Bank of Japan governor Toshihiko Fukui said the central bank still believes prices will show only gradual rises but will watch for a structural change that could make consumer prices respond more in tune to sustained economic growth.
"Unit labor costs will start showing gains and if this and other factors are considered, it will become easier for prices in Japan to rise," Fukui said in a speech. "But prices are not going to spur inflation, they will rise gradually."
Fukui also said that the BoJ will continue lowering the reserve target to a minimum required level in the aftermath of an end to quantitative easing in March, watching short-term rates in the money market.
But he said that ending this process is different from its future decision to change its policy of guiding the overnight rate near zero, which has to be made by looking at the economic climate at the time.
"The end of excess fund draining is not linked to rises in interest rates," he told business leaders at a conference in Tokyo. Fukui added the central bank can keep very low rates even after ending the zero-rate policy. But he didn't elaborate on the issue, saying "the timing of ending the zero-rate policy will be up to the development of the economy and prices."

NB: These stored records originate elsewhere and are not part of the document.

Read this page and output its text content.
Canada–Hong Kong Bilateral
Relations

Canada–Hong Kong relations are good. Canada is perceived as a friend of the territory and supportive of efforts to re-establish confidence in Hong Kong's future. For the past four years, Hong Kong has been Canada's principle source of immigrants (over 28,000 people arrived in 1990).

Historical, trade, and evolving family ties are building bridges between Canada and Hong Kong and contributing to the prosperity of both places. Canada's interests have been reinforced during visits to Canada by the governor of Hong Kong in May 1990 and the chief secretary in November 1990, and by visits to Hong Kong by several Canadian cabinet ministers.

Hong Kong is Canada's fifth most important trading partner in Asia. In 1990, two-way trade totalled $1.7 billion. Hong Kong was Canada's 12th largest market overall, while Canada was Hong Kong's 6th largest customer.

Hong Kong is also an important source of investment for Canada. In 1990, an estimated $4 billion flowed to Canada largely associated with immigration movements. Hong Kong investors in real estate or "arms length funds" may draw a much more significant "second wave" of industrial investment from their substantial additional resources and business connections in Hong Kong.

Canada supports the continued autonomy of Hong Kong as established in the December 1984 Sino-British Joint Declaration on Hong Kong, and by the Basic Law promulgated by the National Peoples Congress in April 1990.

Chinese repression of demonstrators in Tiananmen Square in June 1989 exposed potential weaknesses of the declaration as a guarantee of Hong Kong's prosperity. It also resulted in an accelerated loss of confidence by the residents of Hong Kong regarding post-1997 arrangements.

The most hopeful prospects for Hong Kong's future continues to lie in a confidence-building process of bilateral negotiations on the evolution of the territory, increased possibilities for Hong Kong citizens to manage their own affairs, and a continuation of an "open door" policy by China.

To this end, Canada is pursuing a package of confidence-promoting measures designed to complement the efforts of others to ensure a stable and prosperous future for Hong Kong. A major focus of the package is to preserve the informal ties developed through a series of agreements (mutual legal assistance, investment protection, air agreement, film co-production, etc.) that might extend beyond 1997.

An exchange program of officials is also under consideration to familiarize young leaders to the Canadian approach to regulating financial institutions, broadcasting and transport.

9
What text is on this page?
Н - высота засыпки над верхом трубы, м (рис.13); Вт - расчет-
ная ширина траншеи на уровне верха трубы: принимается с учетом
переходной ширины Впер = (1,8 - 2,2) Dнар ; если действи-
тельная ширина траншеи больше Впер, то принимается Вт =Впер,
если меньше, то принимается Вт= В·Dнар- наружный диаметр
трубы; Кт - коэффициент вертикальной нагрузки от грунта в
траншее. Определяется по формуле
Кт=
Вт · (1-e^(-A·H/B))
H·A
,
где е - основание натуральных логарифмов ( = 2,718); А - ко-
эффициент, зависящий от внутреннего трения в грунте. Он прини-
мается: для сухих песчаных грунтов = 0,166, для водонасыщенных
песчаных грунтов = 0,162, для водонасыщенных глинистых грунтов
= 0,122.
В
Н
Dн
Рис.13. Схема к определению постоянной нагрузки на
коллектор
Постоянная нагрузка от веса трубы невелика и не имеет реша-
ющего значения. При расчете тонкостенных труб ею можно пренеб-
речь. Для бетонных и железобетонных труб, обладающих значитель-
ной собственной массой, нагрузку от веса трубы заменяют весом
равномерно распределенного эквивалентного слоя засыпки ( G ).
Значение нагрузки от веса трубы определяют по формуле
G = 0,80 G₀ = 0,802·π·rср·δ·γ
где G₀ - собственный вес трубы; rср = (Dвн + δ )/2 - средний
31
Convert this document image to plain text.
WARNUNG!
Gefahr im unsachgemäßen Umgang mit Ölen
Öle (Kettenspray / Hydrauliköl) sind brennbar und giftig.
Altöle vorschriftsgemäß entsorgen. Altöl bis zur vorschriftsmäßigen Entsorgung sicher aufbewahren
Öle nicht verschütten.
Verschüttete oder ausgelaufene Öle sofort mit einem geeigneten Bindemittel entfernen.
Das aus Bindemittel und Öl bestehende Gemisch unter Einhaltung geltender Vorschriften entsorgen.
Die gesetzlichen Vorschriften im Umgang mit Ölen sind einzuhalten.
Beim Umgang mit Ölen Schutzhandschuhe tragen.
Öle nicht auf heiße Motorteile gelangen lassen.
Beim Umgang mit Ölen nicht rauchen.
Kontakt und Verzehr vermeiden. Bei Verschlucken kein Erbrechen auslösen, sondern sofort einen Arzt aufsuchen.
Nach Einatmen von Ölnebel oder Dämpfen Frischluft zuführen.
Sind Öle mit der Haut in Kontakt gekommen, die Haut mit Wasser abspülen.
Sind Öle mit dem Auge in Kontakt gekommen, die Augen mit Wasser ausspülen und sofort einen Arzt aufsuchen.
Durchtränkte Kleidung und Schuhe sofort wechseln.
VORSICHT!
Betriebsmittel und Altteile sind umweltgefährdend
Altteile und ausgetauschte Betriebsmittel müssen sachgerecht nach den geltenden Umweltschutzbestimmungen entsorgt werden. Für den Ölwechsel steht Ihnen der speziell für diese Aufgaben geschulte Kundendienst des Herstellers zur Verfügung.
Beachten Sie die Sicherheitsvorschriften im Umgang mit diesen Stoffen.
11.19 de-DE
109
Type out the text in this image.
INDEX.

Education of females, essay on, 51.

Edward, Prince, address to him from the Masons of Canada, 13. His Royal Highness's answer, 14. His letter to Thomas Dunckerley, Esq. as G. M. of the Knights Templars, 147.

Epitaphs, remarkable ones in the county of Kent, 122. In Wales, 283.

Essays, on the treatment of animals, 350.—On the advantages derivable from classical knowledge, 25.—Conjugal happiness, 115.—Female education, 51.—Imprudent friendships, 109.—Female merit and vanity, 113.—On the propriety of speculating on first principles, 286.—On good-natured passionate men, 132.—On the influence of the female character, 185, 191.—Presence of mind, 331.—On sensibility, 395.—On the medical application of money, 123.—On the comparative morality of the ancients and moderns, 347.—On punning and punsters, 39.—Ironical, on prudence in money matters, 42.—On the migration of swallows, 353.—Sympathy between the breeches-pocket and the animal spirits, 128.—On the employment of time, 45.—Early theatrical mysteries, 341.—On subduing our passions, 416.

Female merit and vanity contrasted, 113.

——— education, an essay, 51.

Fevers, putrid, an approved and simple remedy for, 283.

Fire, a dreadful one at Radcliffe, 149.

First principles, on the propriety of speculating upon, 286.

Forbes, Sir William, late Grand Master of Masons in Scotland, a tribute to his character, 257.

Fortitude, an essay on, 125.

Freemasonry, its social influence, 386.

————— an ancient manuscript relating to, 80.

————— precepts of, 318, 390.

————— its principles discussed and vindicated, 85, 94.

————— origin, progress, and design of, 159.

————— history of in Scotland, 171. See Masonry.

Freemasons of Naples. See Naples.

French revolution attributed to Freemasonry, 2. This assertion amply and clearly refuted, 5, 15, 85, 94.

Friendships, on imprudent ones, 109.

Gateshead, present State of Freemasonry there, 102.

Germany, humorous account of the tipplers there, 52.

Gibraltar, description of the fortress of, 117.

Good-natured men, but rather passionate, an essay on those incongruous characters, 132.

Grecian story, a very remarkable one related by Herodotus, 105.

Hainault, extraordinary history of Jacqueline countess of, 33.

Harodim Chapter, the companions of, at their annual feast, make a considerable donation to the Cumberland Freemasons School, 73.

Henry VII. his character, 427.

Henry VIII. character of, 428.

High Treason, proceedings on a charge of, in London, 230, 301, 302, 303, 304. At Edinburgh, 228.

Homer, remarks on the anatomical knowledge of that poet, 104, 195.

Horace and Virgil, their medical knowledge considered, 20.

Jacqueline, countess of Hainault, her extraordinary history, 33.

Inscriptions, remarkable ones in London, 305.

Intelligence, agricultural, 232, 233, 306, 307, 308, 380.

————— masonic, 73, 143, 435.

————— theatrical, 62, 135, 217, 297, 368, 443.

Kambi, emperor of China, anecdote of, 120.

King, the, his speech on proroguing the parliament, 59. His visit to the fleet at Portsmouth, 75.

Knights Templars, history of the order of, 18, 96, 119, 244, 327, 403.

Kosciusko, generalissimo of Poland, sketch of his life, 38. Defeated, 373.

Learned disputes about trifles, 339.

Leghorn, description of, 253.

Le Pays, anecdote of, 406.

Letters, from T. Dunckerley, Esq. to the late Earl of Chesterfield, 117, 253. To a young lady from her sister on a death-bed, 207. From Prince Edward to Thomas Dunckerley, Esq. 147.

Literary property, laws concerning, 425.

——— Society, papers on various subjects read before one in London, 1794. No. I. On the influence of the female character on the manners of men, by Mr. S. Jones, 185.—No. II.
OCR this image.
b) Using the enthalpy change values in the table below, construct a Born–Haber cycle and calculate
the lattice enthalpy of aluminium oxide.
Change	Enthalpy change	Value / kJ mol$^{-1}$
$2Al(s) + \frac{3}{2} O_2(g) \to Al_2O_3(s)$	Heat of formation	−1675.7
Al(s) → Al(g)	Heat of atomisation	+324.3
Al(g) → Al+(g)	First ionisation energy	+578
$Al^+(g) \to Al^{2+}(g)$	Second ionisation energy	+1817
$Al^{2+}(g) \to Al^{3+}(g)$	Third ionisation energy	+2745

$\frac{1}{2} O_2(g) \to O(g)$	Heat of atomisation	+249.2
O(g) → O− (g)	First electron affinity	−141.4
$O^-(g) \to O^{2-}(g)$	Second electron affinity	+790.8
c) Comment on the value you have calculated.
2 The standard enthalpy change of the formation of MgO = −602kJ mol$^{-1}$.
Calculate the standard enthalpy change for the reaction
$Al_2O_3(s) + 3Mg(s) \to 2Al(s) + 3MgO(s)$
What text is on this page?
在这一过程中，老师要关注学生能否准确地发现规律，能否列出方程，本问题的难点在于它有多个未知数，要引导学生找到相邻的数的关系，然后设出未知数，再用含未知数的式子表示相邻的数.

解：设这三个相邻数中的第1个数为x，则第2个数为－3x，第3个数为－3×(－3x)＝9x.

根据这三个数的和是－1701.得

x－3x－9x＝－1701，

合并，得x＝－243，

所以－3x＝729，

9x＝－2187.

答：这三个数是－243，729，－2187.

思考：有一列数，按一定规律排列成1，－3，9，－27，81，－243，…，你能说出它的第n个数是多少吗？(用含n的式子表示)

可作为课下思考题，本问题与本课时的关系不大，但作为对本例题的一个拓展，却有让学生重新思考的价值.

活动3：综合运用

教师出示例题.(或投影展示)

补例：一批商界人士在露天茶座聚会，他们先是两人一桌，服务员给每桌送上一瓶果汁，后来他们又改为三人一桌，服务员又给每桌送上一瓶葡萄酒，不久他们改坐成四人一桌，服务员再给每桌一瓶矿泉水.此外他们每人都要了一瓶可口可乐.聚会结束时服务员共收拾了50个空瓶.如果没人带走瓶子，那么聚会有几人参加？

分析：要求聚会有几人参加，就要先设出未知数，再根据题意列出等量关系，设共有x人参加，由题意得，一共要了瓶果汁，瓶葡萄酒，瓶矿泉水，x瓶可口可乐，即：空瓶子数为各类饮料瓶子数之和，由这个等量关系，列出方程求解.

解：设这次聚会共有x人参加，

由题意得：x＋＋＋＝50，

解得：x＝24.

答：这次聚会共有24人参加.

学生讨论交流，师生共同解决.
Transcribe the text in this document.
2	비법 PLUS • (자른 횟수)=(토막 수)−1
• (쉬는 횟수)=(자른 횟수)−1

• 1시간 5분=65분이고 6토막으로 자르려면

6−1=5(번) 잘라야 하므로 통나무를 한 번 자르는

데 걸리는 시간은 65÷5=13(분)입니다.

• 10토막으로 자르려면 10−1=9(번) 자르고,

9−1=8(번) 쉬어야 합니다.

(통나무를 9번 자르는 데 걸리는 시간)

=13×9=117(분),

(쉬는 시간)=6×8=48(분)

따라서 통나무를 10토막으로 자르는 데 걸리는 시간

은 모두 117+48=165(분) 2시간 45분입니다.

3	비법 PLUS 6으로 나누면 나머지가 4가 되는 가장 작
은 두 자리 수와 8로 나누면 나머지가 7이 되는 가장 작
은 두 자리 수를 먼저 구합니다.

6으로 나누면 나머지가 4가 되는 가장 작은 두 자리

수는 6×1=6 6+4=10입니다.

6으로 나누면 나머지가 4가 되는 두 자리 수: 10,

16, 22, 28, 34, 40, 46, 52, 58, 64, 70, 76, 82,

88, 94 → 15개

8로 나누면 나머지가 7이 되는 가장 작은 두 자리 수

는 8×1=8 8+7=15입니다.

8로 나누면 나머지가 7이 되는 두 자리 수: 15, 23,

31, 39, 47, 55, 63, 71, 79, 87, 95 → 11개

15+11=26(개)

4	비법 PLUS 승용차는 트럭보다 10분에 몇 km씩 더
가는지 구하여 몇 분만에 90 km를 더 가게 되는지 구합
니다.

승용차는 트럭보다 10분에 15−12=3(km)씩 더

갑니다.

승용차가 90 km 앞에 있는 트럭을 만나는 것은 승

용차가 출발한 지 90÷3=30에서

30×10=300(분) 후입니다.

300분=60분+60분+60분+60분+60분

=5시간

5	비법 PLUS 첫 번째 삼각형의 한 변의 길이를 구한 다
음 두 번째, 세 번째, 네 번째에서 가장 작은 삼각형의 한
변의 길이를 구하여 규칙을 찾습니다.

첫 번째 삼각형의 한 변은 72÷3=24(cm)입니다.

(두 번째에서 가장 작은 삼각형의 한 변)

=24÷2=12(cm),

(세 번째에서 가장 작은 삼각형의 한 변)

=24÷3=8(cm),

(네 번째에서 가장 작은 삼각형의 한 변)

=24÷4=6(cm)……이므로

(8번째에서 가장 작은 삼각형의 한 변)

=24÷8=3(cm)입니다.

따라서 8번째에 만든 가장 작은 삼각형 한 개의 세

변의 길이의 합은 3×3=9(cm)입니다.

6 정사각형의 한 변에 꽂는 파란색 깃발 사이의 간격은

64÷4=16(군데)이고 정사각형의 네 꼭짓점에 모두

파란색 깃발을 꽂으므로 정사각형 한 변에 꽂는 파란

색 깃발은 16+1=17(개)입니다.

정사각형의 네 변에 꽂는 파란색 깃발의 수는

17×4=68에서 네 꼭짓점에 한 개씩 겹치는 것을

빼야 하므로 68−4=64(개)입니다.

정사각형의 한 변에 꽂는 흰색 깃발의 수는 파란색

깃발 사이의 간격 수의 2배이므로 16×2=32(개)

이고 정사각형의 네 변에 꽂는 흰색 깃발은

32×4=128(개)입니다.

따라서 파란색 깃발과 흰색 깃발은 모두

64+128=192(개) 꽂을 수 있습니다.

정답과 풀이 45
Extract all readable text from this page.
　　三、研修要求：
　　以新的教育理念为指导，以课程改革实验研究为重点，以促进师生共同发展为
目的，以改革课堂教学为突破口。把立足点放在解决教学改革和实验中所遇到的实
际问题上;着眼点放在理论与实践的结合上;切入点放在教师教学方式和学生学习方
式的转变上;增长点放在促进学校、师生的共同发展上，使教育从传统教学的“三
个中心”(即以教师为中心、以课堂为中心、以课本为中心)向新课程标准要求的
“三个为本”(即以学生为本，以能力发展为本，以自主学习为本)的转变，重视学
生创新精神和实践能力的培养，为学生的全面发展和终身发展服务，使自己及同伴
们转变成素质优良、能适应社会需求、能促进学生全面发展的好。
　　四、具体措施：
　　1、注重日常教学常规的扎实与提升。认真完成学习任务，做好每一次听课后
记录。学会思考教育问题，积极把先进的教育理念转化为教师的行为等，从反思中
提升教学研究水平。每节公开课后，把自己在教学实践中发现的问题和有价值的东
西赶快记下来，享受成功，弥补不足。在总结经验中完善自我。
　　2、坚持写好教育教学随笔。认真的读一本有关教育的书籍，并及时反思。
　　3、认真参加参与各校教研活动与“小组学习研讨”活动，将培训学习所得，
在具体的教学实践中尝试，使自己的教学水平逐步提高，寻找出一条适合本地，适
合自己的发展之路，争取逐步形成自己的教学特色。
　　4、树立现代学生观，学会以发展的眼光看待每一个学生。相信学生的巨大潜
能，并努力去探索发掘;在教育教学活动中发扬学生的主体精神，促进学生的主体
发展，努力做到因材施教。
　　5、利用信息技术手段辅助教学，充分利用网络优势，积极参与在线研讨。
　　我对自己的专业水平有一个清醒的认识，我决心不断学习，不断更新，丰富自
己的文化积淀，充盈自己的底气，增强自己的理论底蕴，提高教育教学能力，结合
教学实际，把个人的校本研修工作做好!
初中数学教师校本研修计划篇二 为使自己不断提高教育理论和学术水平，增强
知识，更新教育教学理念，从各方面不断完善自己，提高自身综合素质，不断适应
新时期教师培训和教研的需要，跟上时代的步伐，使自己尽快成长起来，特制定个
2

He also said that the central bank will adjust short-term interest rates in a way that reflects the economy and prices through a period of very low rates, but the tempo of adjusting rates will be gradual.
The BOJ March 9 voted to scrap the five-year-old quantitative easing policy it had kept in place since March 2001, which involved flooding the economy with massive amounts of excess liquidity.
The central bank has shifted the policy target to the traditional unsecured overnight call loan rate and the bank said that it will keep a zero-interest-rate policy for the time being. The market's focus remains squarely on when the BOJ will end the zero-rate policy and raise the key call rate to 0.25%.